There are also signs that oil production will rise, especially at majors like ExxonMobil, Royal Dutch Shell , Chevron, BP and Total.
“Aggregate production – both actual and projected – is growing for the majors,” S&P Global Ratings said in a report published on Tuesday.
Spot crude oil cargo prices are at their steepest discounts to futures prices in years as sellers are struggling to find buyers for West African, Russian and Kazakh cargoes, while pipeline bottlenecks trap supply in west Texas and Canada.
The bottleneck in North America likely contributed to a 4.9 million barrel rise in US crude oil inventories, to 435.6 million barrels, that the American Petroleum Institute reported on Tuesday.
“The API inventory data in the US fits with … a topping pattern – or at least a decent pause – for oil prices at the moment,” said Greg McKenna, chief market strategist at futures brokerage AxiTrader.
Despite Wednesday’s dips and some indicators implying the financial oil has overshot physical oil, overall crude market conditions have tightened since 2017 when the Organization of the Petroleum Exporting Countries (OPEC), led by Saudi Arabia, started to withhold supplies to push up oil prices.

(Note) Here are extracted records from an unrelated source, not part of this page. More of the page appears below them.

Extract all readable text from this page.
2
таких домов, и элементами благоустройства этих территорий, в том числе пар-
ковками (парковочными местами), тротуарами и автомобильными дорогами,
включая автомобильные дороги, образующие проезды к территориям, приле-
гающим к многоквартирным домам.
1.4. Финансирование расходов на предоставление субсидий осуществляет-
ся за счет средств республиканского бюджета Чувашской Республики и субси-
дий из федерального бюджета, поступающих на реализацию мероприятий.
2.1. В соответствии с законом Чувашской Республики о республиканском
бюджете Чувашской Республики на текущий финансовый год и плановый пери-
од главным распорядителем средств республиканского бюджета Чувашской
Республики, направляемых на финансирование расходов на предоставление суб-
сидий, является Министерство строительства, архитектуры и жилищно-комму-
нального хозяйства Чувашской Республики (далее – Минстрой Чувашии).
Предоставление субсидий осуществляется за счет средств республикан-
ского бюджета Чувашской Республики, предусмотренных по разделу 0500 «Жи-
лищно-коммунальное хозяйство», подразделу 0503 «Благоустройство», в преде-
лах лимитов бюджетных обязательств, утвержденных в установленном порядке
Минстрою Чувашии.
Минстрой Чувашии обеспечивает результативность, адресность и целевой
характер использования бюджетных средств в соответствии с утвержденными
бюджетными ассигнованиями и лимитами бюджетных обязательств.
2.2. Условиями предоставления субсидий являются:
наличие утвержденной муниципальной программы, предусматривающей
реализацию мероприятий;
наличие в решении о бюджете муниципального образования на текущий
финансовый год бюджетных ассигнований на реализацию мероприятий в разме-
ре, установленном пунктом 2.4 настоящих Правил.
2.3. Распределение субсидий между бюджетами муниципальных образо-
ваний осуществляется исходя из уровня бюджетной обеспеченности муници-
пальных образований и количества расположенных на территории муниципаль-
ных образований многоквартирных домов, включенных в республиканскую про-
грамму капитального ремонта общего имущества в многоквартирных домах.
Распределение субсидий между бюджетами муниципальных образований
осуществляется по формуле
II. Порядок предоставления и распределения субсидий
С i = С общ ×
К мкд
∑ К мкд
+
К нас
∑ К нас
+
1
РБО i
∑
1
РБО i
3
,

With renewed US sanctions looming against OPEC-member Iran and oil demand strong, analysts said crude markets will likely remain relatively tight for much of the year.
Stronger oil prices are also spilling into other markets.
“A rising oil price brings upside price risk to all commodities,” Morgan Stanley said in a note to clients this week.
The US bank said rising diesel prices contributed 10-20 per cent to cash costs in the metals and dry-bulk sectors, while the price of oil also significantly contributed to power generation.
“Finally, transport costs (5-20 per cent of cash costs) will also rise in response, with the heaviest impact on bulk commodity producers,” Morgan Stanley said.